Второй сон, без сомнения, связан со слухами о том, что увезенные на поезде люблинские евреи были зверски убиты. Эти дети с содранной кожей, должно быть, казались ему похожими на его воспитанников, лишенных почти всего, но все же еще живых, еще дышащих. И как же силен был его невысказанный, скрытый страх, что их ожидает такая судьба.
В ту же ночь Корчак увидел третий сон, о своем отце, и в этом сне отразился его голод, скрытый глубоко под главной заботой его жизни — заботой о детях. «Я стою высоко на шаткой лестнице, и отец заталкивает мне в рот кусок пирога с изюмом, большой кусок, покрытый сахарной глазурью. А все крошки, что падают из моего рта, он сует к себе в карман».
После этих снов Корчак проснулся в поту. «Не означает ли такое пробуждение в момент, когда не видно выхода, близость смерти? — пишет он в дневнике, и с горьким юмором добавляет: — Каждый может без труда уделить пять минут смерти, где-то я об этом читал».

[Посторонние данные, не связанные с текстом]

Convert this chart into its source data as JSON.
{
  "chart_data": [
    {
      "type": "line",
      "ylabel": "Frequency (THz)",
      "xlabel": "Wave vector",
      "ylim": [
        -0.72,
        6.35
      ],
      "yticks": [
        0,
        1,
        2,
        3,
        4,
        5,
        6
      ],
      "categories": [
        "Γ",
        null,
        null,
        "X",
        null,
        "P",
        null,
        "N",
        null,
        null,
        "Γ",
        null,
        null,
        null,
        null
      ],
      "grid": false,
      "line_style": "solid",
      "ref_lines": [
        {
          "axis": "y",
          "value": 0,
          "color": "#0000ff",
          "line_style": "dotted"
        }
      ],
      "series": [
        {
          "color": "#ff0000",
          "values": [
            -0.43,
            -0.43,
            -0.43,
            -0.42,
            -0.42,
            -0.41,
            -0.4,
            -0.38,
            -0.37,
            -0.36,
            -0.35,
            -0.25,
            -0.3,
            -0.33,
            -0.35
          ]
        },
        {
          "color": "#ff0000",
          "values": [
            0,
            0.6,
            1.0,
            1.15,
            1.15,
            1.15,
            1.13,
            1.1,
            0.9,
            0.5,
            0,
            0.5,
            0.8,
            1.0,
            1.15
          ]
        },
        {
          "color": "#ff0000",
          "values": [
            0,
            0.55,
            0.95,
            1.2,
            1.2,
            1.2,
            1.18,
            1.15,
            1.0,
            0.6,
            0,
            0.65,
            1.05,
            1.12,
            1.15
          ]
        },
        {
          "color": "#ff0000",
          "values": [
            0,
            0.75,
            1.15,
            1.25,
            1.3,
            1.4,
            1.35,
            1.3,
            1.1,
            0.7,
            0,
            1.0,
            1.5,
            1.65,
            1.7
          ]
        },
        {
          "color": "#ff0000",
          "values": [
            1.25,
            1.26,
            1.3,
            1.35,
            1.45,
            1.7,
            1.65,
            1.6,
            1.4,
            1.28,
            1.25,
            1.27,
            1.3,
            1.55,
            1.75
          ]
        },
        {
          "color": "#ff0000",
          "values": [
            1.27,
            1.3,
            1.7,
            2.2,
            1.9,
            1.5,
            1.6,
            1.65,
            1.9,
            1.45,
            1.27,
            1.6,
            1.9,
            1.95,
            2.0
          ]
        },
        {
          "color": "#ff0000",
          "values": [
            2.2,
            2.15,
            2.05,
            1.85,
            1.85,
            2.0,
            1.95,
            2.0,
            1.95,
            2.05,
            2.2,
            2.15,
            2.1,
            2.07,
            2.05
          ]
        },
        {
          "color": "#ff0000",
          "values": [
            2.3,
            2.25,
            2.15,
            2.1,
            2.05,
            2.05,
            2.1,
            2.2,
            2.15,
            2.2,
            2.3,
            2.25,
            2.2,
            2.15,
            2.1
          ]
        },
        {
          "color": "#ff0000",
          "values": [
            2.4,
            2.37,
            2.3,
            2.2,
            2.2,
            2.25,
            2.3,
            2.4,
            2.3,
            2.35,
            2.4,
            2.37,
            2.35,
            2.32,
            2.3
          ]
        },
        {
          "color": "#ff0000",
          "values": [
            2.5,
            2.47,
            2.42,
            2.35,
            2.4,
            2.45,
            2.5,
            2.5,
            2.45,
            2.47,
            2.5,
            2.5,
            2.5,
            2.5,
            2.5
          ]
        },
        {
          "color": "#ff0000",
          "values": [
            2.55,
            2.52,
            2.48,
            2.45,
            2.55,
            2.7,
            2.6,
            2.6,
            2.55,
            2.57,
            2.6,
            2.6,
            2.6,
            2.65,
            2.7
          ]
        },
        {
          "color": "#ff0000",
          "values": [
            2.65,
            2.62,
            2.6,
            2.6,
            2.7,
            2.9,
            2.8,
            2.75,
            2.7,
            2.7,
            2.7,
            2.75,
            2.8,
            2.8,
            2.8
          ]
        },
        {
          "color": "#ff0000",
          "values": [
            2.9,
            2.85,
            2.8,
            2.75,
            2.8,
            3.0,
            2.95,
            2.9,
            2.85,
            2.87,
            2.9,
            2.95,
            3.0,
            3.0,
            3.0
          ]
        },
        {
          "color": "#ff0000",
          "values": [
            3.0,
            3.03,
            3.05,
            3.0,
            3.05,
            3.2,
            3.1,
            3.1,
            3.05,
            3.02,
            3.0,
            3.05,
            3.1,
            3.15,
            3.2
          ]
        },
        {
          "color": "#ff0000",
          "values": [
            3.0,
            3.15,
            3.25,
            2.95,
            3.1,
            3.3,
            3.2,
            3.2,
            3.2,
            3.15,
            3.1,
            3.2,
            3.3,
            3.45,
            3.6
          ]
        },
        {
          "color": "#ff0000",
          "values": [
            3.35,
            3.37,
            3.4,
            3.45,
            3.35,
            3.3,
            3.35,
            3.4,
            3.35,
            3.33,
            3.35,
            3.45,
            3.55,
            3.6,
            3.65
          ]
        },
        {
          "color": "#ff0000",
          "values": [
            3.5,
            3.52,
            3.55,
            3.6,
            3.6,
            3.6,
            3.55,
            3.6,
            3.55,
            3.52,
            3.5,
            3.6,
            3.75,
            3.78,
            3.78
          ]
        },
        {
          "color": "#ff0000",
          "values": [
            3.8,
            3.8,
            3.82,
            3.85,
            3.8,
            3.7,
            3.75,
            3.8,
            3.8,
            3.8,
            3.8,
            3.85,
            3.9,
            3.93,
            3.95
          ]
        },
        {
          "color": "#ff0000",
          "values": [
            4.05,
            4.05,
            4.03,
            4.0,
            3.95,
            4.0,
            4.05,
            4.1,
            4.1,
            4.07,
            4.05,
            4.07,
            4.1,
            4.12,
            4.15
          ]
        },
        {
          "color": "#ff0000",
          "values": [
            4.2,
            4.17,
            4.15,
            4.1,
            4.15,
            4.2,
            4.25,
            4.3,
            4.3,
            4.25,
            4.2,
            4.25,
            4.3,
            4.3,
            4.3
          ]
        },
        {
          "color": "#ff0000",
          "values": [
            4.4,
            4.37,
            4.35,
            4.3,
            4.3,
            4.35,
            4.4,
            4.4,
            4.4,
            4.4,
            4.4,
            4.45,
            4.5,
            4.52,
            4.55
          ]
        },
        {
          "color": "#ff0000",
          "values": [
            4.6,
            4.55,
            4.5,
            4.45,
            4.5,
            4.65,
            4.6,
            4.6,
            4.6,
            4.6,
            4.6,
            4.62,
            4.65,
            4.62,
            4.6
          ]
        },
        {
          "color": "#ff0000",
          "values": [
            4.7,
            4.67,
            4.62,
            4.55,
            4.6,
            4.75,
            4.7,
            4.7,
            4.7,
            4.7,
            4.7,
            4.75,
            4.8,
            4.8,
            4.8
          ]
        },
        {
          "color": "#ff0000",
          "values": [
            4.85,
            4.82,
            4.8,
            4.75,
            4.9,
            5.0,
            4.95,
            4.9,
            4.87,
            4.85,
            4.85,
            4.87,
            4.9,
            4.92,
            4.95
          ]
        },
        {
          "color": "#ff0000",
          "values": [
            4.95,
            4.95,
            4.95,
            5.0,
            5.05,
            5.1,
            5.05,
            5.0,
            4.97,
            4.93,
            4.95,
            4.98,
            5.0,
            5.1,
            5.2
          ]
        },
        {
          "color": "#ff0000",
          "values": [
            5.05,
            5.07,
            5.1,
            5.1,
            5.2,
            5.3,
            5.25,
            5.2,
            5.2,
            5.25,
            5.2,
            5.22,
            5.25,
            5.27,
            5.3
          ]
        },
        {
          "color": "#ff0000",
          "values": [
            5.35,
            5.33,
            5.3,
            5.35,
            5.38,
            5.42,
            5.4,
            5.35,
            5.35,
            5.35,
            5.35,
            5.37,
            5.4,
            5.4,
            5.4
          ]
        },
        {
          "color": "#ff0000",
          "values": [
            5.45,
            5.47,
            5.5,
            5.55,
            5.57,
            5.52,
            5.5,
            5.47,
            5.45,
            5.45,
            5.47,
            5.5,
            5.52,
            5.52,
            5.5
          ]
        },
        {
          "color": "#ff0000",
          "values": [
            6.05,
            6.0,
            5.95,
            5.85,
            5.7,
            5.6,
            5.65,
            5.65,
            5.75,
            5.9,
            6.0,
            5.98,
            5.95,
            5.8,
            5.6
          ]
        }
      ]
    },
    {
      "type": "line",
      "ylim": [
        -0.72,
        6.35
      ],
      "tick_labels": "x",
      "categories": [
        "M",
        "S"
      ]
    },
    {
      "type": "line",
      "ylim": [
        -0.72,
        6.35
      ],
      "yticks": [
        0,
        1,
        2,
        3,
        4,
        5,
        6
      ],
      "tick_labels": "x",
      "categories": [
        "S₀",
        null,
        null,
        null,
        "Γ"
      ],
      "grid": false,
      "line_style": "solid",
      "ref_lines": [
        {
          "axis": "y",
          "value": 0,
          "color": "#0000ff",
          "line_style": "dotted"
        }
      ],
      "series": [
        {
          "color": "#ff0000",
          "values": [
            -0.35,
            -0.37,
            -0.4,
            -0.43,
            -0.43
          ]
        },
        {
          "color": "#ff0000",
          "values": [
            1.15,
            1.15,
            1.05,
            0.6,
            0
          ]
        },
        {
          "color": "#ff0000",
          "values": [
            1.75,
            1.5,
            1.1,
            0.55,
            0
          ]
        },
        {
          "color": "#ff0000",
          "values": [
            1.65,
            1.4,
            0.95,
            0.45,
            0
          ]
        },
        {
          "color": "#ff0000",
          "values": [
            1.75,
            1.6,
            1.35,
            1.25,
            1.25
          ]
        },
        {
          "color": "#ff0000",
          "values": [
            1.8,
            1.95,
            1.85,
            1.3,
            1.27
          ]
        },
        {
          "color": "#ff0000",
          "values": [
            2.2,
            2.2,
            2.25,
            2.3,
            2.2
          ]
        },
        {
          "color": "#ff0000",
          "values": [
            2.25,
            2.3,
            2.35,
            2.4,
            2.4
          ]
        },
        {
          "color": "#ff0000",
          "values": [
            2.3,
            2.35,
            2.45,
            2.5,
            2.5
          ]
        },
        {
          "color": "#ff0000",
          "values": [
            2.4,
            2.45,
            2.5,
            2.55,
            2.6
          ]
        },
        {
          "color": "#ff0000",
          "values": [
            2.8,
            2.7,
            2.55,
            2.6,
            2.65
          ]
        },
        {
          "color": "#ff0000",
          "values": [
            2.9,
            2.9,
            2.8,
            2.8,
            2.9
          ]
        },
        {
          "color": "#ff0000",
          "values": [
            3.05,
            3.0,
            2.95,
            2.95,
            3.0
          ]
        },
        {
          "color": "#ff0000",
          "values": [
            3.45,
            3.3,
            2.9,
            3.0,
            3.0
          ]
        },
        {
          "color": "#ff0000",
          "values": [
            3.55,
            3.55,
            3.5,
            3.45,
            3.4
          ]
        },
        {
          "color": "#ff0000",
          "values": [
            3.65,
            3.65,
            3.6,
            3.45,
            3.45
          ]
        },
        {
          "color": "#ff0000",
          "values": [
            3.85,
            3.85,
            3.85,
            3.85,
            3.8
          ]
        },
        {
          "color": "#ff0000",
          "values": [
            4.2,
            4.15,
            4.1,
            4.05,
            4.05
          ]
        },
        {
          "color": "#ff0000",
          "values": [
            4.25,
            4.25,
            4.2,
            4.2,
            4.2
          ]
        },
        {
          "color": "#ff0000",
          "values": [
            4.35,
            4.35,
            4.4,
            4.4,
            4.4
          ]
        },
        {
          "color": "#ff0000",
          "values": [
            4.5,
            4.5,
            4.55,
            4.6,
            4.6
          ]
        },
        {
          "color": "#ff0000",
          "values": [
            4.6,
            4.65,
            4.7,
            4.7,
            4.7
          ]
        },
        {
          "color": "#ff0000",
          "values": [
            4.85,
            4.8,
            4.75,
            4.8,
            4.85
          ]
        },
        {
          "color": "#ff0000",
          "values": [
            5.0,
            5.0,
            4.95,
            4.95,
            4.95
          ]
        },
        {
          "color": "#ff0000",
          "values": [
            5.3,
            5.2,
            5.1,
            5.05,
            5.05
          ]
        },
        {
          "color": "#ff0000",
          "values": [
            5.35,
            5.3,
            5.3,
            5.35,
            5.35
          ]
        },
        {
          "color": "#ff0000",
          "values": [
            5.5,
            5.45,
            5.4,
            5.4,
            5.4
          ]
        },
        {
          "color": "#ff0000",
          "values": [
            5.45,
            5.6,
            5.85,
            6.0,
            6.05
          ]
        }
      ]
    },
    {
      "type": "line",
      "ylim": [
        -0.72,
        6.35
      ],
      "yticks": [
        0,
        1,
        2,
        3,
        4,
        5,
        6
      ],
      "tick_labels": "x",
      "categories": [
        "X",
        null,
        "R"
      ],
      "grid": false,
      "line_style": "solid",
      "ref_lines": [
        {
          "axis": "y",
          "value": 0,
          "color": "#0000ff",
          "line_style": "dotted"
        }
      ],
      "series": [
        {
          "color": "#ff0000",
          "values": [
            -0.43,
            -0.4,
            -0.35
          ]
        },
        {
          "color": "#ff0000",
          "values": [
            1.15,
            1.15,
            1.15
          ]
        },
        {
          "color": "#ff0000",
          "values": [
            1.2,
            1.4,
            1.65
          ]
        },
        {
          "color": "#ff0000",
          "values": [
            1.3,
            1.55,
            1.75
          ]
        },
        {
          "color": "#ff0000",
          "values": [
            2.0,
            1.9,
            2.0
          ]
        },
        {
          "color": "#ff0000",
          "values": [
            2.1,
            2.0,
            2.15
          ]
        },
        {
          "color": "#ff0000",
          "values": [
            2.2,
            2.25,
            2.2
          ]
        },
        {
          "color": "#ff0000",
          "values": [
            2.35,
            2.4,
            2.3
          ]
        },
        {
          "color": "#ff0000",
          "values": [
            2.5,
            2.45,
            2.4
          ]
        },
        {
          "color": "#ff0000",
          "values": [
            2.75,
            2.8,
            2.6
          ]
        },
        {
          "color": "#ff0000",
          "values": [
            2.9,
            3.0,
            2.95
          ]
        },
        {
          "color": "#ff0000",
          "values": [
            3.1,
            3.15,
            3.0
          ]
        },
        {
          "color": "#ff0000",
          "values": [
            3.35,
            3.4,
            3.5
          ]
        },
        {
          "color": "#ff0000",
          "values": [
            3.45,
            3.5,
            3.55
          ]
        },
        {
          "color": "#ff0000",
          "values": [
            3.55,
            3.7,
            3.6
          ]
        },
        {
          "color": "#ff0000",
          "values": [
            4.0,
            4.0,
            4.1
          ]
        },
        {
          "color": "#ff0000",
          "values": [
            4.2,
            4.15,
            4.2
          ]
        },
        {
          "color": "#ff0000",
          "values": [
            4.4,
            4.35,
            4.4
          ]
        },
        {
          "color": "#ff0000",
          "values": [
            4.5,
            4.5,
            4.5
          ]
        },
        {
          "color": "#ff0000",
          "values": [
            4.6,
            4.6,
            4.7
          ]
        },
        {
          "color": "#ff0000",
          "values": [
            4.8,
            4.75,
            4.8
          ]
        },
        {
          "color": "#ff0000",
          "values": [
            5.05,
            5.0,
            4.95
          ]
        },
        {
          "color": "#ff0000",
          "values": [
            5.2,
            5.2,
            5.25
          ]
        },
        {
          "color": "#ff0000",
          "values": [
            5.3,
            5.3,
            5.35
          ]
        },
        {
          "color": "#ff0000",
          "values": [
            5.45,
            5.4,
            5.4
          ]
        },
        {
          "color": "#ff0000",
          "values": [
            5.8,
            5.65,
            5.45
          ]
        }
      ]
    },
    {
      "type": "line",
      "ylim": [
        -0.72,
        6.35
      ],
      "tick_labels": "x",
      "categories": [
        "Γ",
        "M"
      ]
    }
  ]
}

Он не пытался интерпретировать эти сны, в которых оказывался бессильным спасти и себя, и своих детей, но и не позволял им мешать его ежедневному противостоянию немцам, ежечасным усилиям сохранить детям жизнь. А днем его не оставляли сны наяву, мечты о собственном всемогуществе, которое позволило бы превозмочь реальность, взмыть над стенами гетто. Эти мечты, в которые он погружался на протяжении десятилетий и записывал в блокнот, озаглавленный «Странные события», теперь были наполнены маниакальными фантазиями о победе над маниакальным врагом:
Я изобрел машину, напоминающую микроскоп. (Даже представил себе подробную конструкцию этого сложного механизма.) На шкале 100 делений. Если установить регулировочный винт на цифре 99, то все, что не содержит хотя бы одного процента человечности, должно умереть. Объем предстоящей работы не поддается описанию. Мне следовало определить, сколько людей (живых существ) будет каждый раз изыматься из обращения, кто должен будет занять их место и каковой будет природа этого нового, очищенного мира. В результате года напряженного труда (по ночам, разумеется) я завершил половину дистилляции. Теперь в живых остались люди, бывшие животными лишь наполовину. Остальные сгинули. Я спланировал все с предельной тщательностью, до последней мелочи. Лучшим доказательством этого служит тот факт, что сам я был полностью исключен из этой системы. Простым поворотом регулировочного винта моего микроскопа я мог бы изъять и собственную жизнь. А что дальше?
В конце июня, читая первую часть дневника, Корчак поразился его непоследовательности и бессвязности. В нем не было и следа того литературного опыта, которым он всегда гордился. Отдавая себе отчет, что «в воспоминаниях мы неосознанно лжем», Корчак все же боялся, что раз уж он сам не мог разобраться в своих записях, то этого не сделает никто. «Что тому виною — автор или автобиографический жанр? — спрашивал он себя. — Возможно ли вообще понять чьи-либо мемуары, чью-либо жизнь? Да и можно ли понять свои собственные воспоминания?»